Spanish Word of the Day: ‘Chachi’

Who would’ve thought that there’s a word used all the time in Spain that has something to do with Winston Churchill? Or so the story goes. 

Spanish Word of the Day: 'Chachi'

Chachi is a colloquial way to express approval for something or someone, in the sense of it/them being cool, awesome or great.

It’s mainly a word used by young people in Spain, so saying it to your bank manager or boss may raise an eyebrow or two, but it’s in no way derogatory or rude.

There’s even the expression ¡Chachi piruli Juan Pelotilla! that was popularised by a 90s’ kids show on TV called Telebuten, but it’s now a rather outdated way of saying ‘cool’ in Spanish. 

Chachi is certainly a rather bizarre sounding word and Spain’s Royal Academy actually has it recorded as deriving from chanchi (which nobody uses).

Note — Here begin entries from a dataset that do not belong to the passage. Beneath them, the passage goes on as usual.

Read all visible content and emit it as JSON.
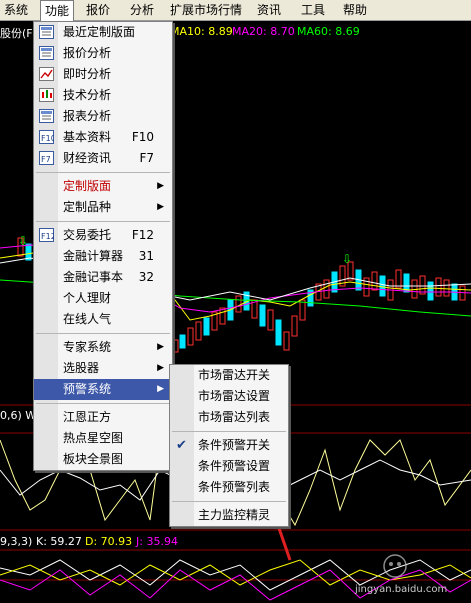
{
  "menubar": {
    "items": [
      "系统",
      "功能",
      "报价",
      "分析",
      "扩展市场行情",
      "资讯",
      "工具",
      "帮助"
    ],
    "active": "功能"
  },
  "chart_labels": {
    "stock": "股份(F",
    "ma10": "MA10: 8.89",
    "ma20": "MA20: 8.70",
    "ma60": "MA60: 8.69",
    "ind1": "0,6) W",
    "kdj_params": "9,3,3)",
    "k": "K: 59.27",
    "d": "D: 70.93",
    "j": "J: 35.94"
  },
  "colors": {
    "ma10": "#ffff00",
    "ma20": "#ff00ff",
    "ma60": "#00ff00",
    "highlight": "#3d58a8",
    "menu_red": "#c00000",
    "arrow": "#e02020"
  },
  "function_menu": {
    "items": [
      {
        "label": "最近定制版面",
        "icon": "layout-icon"
      },
      {
        "label": "报价分析",
        "icon": "quote-icon"
      },
      {
        "label": "即时分析",
        "icon": "line-chart-icon"
      },
      {
        "label": "技术分析",
        "icon": "candle-icon"
      },
      {
        "label": "报表分析",
        "icon": "report-icon"
      },
      {
        "label": "基本资料",
        "shortcut": "F10",
        "icon": "f10-icon"
      },
      {
        "label": "财经资讯",
        "shortcut": "F7",
        "icon": "f7-icon"
      },
      {
        "sep": true
      },
      {
        "label": "定制版面",
        "red": true,
        "submenu": true
      },
      {
        "label": "定制品种",
        "submenu": true
      },
      {
        "sep": true
      },
      {
        "label": "交易委托",
        "shortcut": "F12",
        "icon": "f12-icon"
      },
      {
        "label": "金融计算器",
        "shortcut": "31"
      },
      {
        "label": "金融记事本",
        "shortcut": "32"
      },
      {
        "label": "个人理财"
      },
      {
        "label": "在线人气"
      },
      {
        "sep": true
      },
      {
        "label": "专家系统",
        "submenu": true
      },
      {
        "label": "选股器",
        "submenu": true
      },
      {
        "label": "预警系统",
        "submenu": true,
        "highlight": true
      },
      {
        "sep": true
      },
      {
        "label": "江恩正方"
      },
      {
        "label": "热点星空图"
      },
      {
        "label": "板块全景图"
      }
    ]
  },
  "alert_submenu": {
    "items": [
      {
        "label": "市场雷达开关"
      },
      {
        "label": "市场雷达设置"
      },
      {
        "label": "市场雷达列表"
      },
      {
        "sep": true
      },
      {
        "label": "条件预警开关",
        "checked": true
      },
      {
        "label": "条件预警设置"
      },
      {
        "label": "条件预警列表"
      },
      {
        "sep": true
      },
      {
        "label": "主力监控精灵"
      }
    ]
  },
  "watermark": {
    "site": "jingyan.baidu.com"
  }
}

Linguists are not 100 percent certain about the origin of the word but there are two very interesting theories. 

The first is that chachi was first coined in the southern coastal city of Cádiz during World War II, at a time where hunger among locals and contraband at the port were both rife.

Smuggled goods from nearby Gibraltar were considered of the utmost quality as they came from the United Kingdom, and the story goes that Gaditanos (the name for people from Cádiz) referred to these bootlegged products as ‘charchil’, in reference to UK Prime Minister at the time Winston Churchill.

Over time, charchil became chachi, a slang word which (if the story is true) came to mean ‘cool’ across Spain.

Other philologists believe that chachi comes from Caló, the language spoken by Spain’s native gipsy or Roma population. 

Chachipé or chachipen reportedly means ‘truth’ or ‘reality’ in this language spoken by 60,000 people across the Iberian Peninsula.

This could’ve been shortened to chachi and gone from being used like chachi que sí/claro que sí (of course) to chachi to mean ‘cool’.

Whichever theory is true, chachi is a great word to add to your arsenal of Spanish vocab. 

There’s also the Spanish word guay, which has a very similar meaning to chachi; we reviewed it here.

Examples: 

Carlos es un tío chachi. 

Carlos is a cool guy.

¡Pásalo chachi!

Have a great time!

La verdad es que es juego de mesa muy chachi.

The truth is it’s a very cool board game.

¡Qué chachi! Van a hacer un concierto en la plaza.

How cool! They’re going to hold a concert in the square.